Transforming the sprawl of an entire lifetime into a cohesive narrative arc proved to be Leguizamo's biggest challenge. "How do you tell your personal story in two hours? What are the moments that count so it doesn't sound like a resume or laundry list of successes, or else, that you're just being bitter?" he muses. "It took eight years to figure out the important moments because to fit your whole life into a three-act structure, you have to do a lot of soul-searching."
From a technical standpoint, Leguizamo says, "You have to set up 'call backs' that give the story unifying force, you need inciting moments that propel you into the second act and then for third act you have to wrap everything up, pay it all off and send everybody home."
Leguizamo's fractious relationship with a perpetually disapproving father, his 30-year friendship with street pal "Ray Ray," a common sense grandpa, recurring depressions and the quest for his ideal woman provided universally relatable throughlines in Ghetto Klown. He says, "The more specific you are about the events in your life, the more universal they are. People don't relate to generic. Early on I learned when you get very detailed about certain events, they really resonate."
While autobiographically based work depends on an intensely personal point of view, Leguizamo relies on outside perspective to sharpen his story. "You need to be isolated at the beginning, but then you have to go out and perfect the piece to make sure the statement you're trying to make is clear." For Ghetto Klown, director Fisher Stevens provided an objective view of the material. "Fisher's known all my girlfriends, he's funny and insightful and we even share a therapist—not at the same time; I'm cheap but not that cheap—and he helps me get that objective eye," Leguizamo says. "You need some person who's able to tell you, 'That may be interesting to you but it's not really interesting to our story.'"
Audiences also help fine-tune the narrative, Leguizamo says. "I like to do Q and As because I believe audiences have a collective intelligence. If I sense something didn't work or needs tweaking, I'll grill the audience after the show. I want that feedback but not to please the audience. I'm not there to please the audience. I'm there to make the story as tight and exciting and provocative as it can be."
Leguizamo found out the hard way that memoir-centric narratives can land a storyteller in hot water legally. "I have lawyers now who read my material very closely because I've had lots of lawsuit threats," he says. After getting sued for his first one-man show, Mambo Mouth, he added, "You learn very quickly that if you leave anything in there that's dubious or just opinion, then you're liable for a lawsuit. You have to make sure everything is meticulous to protect yourself. Even if something is really funny, if it's just my opinion, I have to take it out."

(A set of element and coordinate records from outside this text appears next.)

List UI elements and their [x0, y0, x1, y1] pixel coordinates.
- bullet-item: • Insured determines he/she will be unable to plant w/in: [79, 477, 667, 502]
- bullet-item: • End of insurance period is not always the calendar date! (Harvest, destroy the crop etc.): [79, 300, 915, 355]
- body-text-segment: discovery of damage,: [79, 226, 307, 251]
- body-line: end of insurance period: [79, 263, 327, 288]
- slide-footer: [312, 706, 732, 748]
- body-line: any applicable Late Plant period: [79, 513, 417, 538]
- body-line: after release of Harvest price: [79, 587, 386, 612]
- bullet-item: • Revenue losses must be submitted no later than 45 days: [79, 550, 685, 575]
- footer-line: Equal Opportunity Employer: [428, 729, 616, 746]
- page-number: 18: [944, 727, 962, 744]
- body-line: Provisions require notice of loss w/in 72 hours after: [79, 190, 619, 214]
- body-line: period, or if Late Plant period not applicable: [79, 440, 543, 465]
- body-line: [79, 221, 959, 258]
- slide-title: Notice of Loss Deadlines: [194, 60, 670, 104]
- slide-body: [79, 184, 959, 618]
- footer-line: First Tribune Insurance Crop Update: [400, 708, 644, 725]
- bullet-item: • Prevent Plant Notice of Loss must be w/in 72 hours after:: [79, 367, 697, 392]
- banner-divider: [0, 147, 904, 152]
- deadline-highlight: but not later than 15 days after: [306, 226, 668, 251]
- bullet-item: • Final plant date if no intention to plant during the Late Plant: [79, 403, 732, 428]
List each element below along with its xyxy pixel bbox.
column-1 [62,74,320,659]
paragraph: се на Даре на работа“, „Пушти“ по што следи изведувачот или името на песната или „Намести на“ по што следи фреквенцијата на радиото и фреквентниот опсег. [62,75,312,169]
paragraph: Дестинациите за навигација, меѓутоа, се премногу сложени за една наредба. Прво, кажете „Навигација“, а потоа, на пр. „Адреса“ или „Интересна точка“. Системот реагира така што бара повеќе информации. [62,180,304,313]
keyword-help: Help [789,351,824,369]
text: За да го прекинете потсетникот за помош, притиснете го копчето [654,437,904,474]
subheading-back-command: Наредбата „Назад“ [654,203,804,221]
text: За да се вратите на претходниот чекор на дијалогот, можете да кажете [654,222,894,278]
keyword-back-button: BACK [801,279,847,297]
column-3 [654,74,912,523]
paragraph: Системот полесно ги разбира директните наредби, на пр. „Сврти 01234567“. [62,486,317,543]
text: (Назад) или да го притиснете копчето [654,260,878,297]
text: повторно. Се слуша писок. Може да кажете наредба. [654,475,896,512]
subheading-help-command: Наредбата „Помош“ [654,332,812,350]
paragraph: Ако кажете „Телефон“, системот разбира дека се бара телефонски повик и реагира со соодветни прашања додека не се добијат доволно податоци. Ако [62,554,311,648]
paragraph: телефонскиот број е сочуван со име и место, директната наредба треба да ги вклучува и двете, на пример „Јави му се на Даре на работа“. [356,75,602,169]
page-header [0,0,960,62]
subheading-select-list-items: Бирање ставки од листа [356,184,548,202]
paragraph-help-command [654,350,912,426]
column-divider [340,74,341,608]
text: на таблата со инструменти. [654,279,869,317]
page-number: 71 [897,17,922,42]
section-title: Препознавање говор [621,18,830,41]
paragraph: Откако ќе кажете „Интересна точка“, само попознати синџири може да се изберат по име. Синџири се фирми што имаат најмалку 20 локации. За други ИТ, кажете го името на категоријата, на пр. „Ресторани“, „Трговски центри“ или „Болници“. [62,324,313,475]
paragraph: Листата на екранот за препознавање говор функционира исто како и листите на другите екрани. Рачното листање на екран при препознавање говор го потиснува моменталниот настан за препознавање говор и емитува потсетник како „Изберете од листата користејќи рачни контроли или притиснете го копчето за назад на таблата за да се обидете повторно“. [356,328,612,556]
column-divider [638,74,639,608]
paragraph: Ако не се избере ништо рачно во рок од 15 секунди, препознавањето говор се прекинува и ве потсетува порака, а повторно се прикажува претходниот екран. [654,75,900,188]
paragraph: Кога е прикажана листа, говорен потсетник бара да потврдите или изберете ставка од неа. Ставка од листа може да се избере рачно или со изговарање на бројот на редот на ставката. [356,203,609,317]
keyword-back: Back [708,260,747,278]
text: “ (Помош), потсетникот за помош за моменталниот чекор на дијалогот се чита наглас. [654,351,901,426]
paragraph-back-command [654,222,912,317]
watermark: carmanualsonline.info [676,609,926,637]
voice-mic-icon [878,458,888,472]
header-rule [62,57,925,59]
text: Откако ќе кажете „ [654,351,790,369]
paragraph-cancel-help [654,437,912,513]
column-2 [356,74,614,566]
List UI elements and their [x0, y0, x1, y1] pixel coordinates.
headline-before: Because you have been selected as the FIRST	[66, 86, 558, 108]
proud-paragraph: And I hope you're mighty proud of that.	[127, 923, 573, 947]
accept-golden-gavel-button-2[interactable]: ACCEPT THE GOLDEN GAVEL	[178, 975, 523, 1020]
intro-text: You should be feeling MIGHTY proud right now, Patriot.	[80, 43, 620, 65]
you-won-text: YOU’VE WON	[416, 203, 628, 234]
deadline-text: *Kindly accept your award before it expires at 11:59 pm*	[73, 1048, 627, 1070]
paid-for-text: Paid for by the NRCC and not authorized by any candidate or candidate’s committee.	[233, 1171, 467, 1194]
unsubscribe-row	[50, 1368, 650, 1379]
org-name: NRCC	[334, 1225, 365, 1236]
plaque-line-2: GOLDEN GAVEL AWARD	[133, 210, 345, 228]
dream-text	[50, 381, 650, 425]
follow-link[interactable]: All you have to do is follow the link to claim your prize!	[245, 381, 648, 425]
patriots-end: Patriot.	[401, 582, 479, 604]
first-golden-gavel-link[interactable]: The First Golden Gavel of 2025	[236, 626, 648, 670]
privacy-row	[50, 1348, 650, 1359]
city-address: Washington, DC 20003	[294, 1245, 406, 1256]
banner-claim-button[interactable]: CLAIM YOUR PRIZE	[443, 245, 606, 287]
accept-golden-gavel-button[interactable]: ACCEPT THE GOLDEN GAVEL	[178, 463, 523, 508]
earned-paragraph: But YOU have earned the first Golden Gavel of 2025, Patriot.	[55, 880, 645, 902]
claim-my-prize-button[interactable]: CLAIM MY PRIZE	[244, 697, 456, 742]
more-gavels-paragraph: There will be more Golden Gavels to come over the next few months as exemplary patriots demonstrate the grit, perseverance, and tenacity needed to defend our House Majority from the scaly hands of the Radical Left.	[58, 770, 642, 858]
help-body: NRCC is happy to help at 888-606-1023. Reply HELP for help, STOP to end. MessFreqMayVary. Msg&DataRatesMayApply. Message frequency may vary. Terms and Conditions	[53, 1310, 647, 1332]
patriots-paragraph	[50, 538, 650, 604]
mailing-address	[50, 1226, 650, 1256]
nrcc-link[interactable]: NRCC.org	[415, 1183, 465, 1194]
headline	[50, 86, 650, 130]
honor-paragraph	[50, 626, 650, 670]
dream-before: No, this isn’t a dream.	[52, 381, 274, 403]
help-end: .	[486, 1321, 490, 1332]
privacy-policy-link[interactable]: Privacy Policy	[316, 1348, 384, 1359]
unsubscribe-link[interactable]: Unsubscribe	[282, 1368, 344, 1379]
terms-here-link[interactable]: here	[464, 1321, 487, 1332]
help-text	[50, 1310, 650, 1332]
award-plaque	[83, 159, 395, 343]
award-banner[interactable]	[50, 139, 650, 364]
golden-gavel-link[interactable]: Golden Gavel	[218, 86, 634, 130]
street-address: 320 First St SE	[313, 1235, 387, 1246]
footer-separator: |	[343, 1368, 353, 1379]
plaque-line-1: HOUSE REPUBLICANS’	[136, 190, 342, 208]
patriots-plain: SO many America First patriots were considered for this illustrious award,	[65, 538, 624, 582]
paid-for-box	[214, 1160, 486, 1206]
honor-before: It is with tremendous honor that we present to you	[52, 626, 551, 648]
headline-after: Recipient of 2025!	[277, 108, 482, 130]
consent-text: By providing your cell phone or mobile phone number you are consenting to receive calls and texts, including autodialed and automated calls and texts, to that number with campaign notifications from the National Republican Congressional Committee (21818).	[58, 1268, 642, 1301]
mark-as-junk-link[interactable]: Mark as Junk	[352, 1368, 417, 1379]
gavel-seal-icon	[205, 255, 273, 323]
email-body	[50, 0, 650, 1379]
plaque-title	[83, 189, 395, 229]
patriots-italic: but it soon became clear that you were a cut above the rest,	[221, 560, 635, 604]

Ghetto Klown gains its dramatic heft from a succession of betrayals, disappointments and anxieties. From a storytelling standpoint, Leguizamo observes, it's all good. "The beautiful thing I've learned about being an artist is that the ugliest things in life, the worst experiences—we see beauty in it. That's what an artist does. We see beauty in the darkest parts of human nature. You can use everything that happens to you, so nothing becomes really bad, ever. It's always fodder for creativity. That's the great gift you get from being an artist."